Au cœur de son discours : une fidélité indéfectible aux institutions républicaines. Il révèle avoir décliné une offre ministérielle dans le secteur de l’eau et de l’assainissement après l’alternance, malgré l’opportunité que représentait cette nomination. « Mes principes passent avant les postes. Ce refus m’a permis de préserver ma liberté d’action », confie-t-il. Pour lui, ce choix précoce de la République se justifie par une vision claire de la gouvernance : « Dès le départ, j’ai fait le pari des institutions, pas des hommes. »
Les critiques acerbes contre Ousmane Sonko
Le ton se durcit lorsqu’il s’agit d’évaluer l’attitude d’Ousmane Sonko. Lansana Gagny Sakho lui reproche ouvertement de ne « jamais avoir choisi la République ». Selon lui, certaines déclarations publiques du leader de Pastef ont fragilisé l’autorité de l’État, notamment lors des déplacements officiels du président Bassirou Diomaye Faye à l’étranger. « Des propos tenus en pleine mission diplomatique ont semé le trouble », souligne-t-il, évoquant un manque de cohésion perçu comme une attaque contre le chef de l’État.

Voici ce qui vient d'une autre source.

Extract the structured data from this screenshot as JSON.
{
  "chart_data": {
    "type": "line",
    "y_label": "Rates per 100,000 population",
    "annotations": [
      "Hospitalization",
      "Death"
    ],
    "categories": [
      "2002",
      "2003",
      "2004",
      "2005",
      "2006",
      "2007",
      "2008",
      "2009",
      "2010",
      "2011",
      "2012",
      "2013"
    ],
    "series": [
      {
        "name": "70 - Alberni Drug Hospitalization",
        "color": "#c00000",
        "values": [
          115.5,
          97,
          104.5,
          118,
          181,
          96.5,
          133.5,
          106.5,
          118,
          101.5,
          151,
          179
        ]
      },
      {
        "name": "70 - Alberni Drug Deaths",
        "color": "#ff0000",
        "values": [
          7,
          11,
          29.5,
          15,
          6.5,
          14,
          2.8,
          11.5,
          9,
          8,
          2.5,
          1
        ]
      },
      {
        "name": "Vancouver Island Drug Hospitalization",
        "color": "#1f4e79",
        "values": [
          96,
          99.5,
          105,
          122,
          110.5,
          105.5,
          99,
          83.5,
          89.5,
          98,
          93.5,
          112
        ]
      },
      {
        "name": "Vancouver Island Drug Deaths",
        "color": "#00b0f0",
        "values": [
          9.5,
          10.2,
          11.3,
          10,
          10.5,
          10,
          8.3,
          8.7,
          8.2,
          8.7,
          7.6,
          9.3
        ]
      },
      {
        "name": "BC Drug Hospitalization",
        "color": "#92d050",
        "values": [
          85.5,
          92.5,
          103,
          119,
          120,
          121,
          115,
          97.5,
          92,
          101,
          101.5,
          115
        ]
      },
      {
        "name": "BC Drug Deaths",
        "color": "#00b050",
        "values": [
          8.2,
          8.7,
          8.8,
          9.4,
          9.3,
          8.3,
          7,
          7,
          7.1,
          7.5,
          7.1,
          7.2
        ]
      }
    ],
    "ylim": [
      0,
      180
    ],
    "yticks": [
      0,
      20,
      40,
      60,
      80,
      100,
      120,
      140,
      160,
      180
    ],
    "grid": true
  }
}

Pour l’ancien membre de Pastef, la politique doit servir l’intérêt général, pas alimenter les divisions. Il reconnaît l’existence de défis des deux côtés mais insiste sur les progrès concrets réalisés, notamment dans le domaine judiciaire où, selon lui, la situation s’améliore.
Justice sénégalaise : entre réformes et résistances
Le débat sur l’indépendance de la justice revient en force dans ses propos. Lansana Gagny Sakho revient sur le remplacement controversé de l’ancien ministre de la Justice, Ousmane Diagne. Ce dernier avait affirmé devant l’Assemblée nationale qu’aucune pression ne pouvait influencer ses décisions. Son départ aurait, selon certains, visé à placer un ministre plus malléable. « Une erreur d’appréciation », tranche-t-il. « Les magistrats ne sont pas des pantins. Ils incarnent une institution qui résiste aux tentatives d’ingérence. »
Cette prise de position s’inscrit dans un contexte de remous au sein de Pastef. Plusieurs cadres du parti ont récemment rejoint le camp présidentiel, notamment à l’approche de la création du parti Kiiraay. Une dynamique qui illustre, selon lui, l’attachement croissant à la stabilité institutionnelle.
En défendant cette ligne, Lansana Gagny Sakho réaffirme son soutien au président Bassirou Diomaye Faye, insistant sur la nécessité de maintenir une continuité républicaine dans la gestion des affaires publiques.